Behind a Shield: Seeing My Father for Who He Was

Matthew Vire • June 15, 2025

A Father's Day Reflection

As children, we give our fathers and mothers special status. For better or worse, they hold power over us. We’re vulnerable to and with them. We’re shaped by them, whether we conform to their expectations or actively diverge from them. Even if they’re been absent, they have an impact.


I didn’t have a close relationship with my father. We saw the world very differently. But in my younger years I enjoyed spending time with him. I remember the smell of his workshop, our garage: the scents of motor oil, dirt, dampness, and the distinct odor of metal. And the images of it: those banged-up trash cans to my right as I walked in, next to the big overhead door, open in warm weather, closed in cold; half of the two-car bay empty but for tools and stuff lying on the cement floor, the other half occupied by an old truck I’m sure he tinkered on for years, a truck I don't think I ever saw run. The room was lit by fluorescents and natural light filtered through dusty windows onto cracked pegboard walls holding tools over a workbench with its jars and coffee cans of unsorted screws, nails, and bolts, and my father’s breakfast beer, fizzing by the radio speaker. It was a bit like Sanford and Son, but without the catchy theme music.


One day in that garage, he told me about his work in a tone that made clear he had no love for it. “I crawl into a hole and stare a light all day. Then I come home.” He was a welder. And on weekends, he found ways to put his main vocational skill to use at home. He had a welding machine at home and would use it to patch up old cars and I’m not sure what else. The first time I saw him welding, he warned me, “Don’t look at the light—you’ll go blind.” He reached into a tool box. “You have to look through this,” he said, and gave me a piece of glass like the one in his face shield, so black I could see nothing through it at all. But when he started working again, I saw the glow, still intense but not painful, and a shower of sparks. This was the light he focused on for hours on end, mending ships and submarines at a job he disliked to support his family. All this time staring at a bright light surrounded by the absolute darkness.


I think Sunday mornings were one of my father’s favorite times. I would wake up in the room I shared with my older brother to the sound of hateful, self-righteous, angry sermons. Dad favored Jerry Falwell, Jimmy Swaggart, and Vernon McGee, and their voices echoed down the hall from the kitchen into my room. My father turned the volume of the radio or TV up high so he could hear it wherever he went in the house. Many Sunday mornings he wasn’t even in the house when I woke up, but he had the sermon on so he could hear it if he stepped inside from the garage where a second radio or TV blared the same broadcast. I really hated that sound, but somehow it comforted him. 

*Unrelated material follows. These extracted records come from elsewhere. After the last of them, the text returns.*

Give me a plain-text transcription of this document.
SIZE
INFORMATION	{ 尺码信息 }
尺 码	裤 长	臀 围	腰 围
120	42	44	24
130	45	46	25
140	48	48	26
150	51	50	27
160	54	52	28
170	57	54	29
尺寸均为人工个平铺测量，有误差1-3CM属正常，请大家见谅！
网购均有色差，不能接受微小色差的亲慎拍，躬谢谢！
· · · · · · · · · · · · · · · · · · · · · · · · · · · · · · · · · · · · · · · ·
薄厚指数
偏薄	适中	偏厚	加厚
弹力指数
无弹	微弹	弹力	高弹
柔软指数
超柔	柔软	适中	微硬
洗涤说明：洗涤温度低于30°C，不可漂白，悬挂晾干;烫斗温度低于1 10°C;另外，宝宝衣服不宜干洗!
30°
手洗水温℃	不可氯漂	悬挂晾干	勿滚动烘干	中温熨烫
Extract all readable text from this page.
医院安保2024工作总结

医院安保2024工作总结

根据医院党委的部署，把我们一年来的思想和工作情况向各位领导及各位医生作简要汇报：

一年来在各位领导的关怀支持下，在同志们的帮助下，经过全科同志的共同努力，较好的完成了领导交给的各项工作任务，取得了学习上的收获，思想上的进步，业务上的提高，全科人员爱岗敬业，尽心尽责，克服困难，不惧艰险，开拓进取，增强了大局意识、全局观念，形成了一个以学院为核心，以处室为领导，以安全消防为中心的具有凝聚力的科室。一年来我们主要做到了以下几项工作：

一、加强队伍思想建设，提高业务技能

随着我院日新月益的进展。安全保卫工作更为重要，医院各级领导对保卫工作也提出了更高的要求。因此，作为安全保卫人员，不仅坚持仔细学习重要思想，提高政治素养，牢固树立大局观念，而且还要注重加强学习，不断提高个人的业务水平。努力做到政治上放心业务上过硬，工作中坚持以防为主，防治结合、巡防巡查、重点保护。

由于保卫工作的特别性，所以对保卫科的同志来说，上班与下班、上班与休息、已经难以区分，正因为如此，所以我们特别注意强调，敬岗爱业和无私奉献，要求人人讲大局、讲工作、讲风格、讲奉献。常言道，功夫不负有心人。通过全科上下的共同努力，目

He had good reason to wear that shield when he was working, so he wouldn’t be blinded or burned. It offered real protection. And the sermons he studied also shielded him, severely restricting his view of the world. 


Fatherhood is complicated. Labels and archetypes add layers and nuances of expectation that few of us can live up to fully. I was well into my thirties when I first understood—really understood—that my father was just a person. He judged himself harshly. He loved his children fiercely. He worked hard to support his family. And he tried to live up to the expectations he believed the world had of him. Shaped by his own upbringing—by parents who were themselves just people; by his limitations, real and perceived; and by his faith, rooted in 'fear of God'—he did the best he could.